The question of a possible plea bargain with Fenech has already been raised. That’s not the same thing as a presidential pardon. A pardon is immunity in exchange for revealing everything. A plea bargain involves making a deal to reveal some of the dirt in exchange for a reduced sentence. But who decides which dirt gets revealed, and in exchange for which sentence?
That brings me to the next question.
Who’s in charge of this investigation? Muscat can’t seem to keep the story straight.
When asked whether he would fire Schembri and Mizzi, Muscat insisted he couldn’t meddle in an investigation and must wait until justice takes its course.
But when asked about the dramatic arrest of Fenech on the high seas, Muscat tried to suggest he was personally responsible for apprehending the suspect, telling reporters that he had ordered increased surveillance after announcing his plan to pardon the mastermind.
“Had I not done that,” he said, “today we might be talking of a person or persons of interest having potentially escaped”.
So which is it? Is he meddling or not able to meddle?

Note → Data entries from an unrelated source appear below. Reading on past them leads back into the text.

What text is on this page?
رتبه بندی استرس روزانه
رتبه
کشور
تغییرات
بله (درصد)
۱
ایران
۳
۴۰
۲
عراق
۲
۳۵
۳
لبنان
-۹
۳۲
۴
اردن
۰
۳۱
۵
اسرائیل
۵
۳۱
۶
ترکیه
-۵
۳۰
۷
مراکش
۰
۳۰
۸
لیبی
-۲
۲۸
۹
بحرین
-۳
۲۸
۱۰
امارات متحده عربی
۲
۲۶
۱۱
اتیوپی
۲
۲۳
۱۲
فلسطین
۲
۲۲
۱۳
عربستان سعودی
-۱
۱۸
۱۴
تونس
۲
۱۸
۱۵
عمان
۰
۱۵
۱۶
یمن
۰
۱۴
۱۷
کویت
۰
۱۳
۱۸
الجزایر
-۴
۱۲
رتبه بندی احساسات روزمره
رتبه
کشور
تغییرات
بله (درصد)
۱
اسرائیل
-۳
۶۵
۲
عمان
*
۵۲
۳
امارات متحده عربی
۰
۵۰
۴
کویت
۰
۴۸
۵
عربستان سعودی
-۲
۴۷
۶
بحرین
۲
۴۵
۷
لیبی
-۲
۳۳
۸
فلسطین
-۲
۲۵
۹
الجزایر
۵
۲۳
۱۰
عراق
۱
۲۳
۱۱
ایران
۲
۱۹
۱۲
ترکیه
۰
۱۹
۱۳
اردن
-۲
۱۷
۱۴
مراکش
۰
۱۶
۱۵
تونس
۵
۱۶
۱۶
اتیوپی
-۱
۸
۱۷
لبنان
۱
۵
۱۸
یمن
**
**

And while we’re on the subject, why is the Prime Minister giving details of an investigation that he should not be privy to?
This question was raised at a press conference this morning when a journalist asked, “What role are you speaking in today, Police Commissioner, Attorney General, Minister of Justice, Prime Minister?”

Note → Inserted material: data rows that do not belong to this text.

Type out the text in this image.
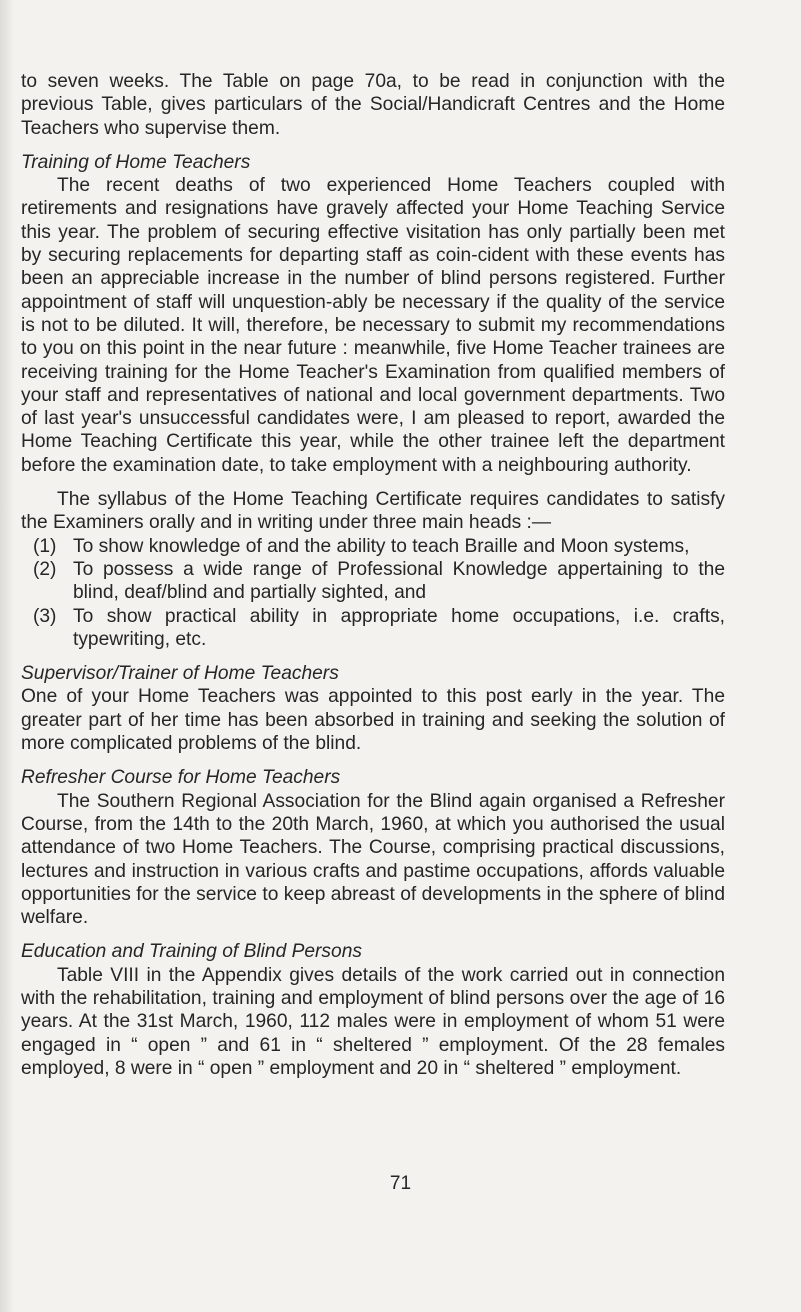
to seven weeks. The Table on page 70a, to be read in conjunction with the previous Table, gives particulars of the Social/Handicraft Centres and the Home Teachers who supervise them.

Training of Home Teachers

The recent deaths of two experienced Home Teachers coupled with retirements and resignations have gravely affected your Home Teaching Service this year. The problem of securing effective visitation has only partially been met by securing replacements for departing staff as coin-cident with these events has been an appreciable increase in the number of blind persons registered. Further appointment of staff will unquestion-ably be necessary if the quality of the service is not to be diluted. It will, therefore, be necessary to submit my recommendations to you on this point in the near future : meanwhile, five Home Teacher trainees are receiving training for the Home Teacher's Examination from qualified members of your staff and representatives of national and local government departments. Two of last year's unsuccessful candidates were, I am pleased to report, awarded the Home Teaching Certificate this year, while the other trainee left the department before the examination date, to take employment with a neighbouring authority.

The syllabus of the Home Teaching Certificate requires candidates to satisfy the Examiners orally and in writing under three main heads :—

(1) To show knowledge of and the ability to teach Braille and Moon systems,
(2) To possess a wide range of Professional Knowledge appertaining to the blind, deaf/blind and partially sighted, and
(3) To show practical ability in appropriate home occupations, i.e. crafts, typewriting, etc.

Supervisor/Trainer of Home Teachers

One of your Home Teachers was appointed to this post early in the year. The greater part of her time has been absorbed in training and seeking the solution of more complicated problems of the blind.

Refresher Course for Home Teachers

The Southern Regional Association for the Blind again organised a Refresher Course, from the 14th to the 20th March, 1960, at which you authorised the usual attendance of two Home Teachers. The Course, comprising practical discussions, lectures and instruction in various crafts and pastime occupations, affords valuable opportunities for the service to keep abreast of developments in the sphere of blind welfare.

Education and Training of Blind Persons

Table VIII in the Appendix gives details of the work carried out in connection with the rehabilitation, training and employment of blind persons over the age of 16 years. At the 31st March, 1960, 112 males were in employment of whom 51 were engaged in “ open ” and 61 in “ sheltered ” employment. Of the 28 females employed, 8 were in “ open ” employment and 20 in “ sheltered ” employment.

71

“I’m speaking as the Prime Minister,” Muscat replied, as though there was nothing odd about a politician giving all public updates on the most recent developments in a murder investigation.
In a normal country with functioning rule of law, that role is filled by the Police Commissioner, or by an official spokesperson from the police department.
But Muscat justified his actions by saying, “I don’t want to burden the police with making public announcements on an ongoing and extremely delicate case so I’m shouldering the responsibility of informing the public.”
Given the suspected mastermind’s clearly documented criminal connections to the Prime Minister’s own Chief of Staff and his star minister Mizzi, the public could be forgiven for thinking that Muscat is trying to control the narrative.
We know that Tillgate and Hearnville, the Panama companies owned by Schembri and Mizzi, were set up in order to receive kickbacks from Fenech’s company 17 Black. We also know that the Electrogas power station deal was one of the major deals that Fenech (along with others) was involved in and that was suspect enough to need more than a little help from government officials to be selected and to get over the finish line.
We know Caruana Galizia received a large collection of leaked documents on the Electrogas deal, and that this is one of the major stories that she was working on when her life was cut short by a massive car bomb.
It is inevitable that investigators will need to examine Fenech’s links with Schembri and Mizzi. Muscat must not be allowed to place himself in a position where he could potentially control an investigation that implicates his own office, his closest friends and officials.
But is there any functioning institution left in the country that can stop him? Or have the Prime Minister’s powers of appointment gutted their independence in line with warnings raised by the Venice Commission and by the Special Rapporteur of the Parliamentary Assembly of the Council of Europe (PACE)?
Where are the Police Commissioner and the Attorney General?
Where is the rest of the government? Why this deafening silence from so many Cabinet Ministers?
We know where the Minister of Justice has been. Complaining about minor damage to his taxpayer-funded car after he chose to take it through the centre of a peaceful anti-corruption protest.
The rest of the world is watching in shock as the situation in Malta unravels like the threads of a badly-knit sweater. But rather than step up and take charge, this government is trying to redirect the narrative to focus on the protestors. Will the government crack down on peaceful dissent?
Joseph Muscat looks like a man trying desperately to control something that is rapidly spiralling out of control.
But one thing has become very clear.
The Prime Minister must resign immediately and distance himself from this investigation. He and his inner circle are too deeply implicated to be in control of it.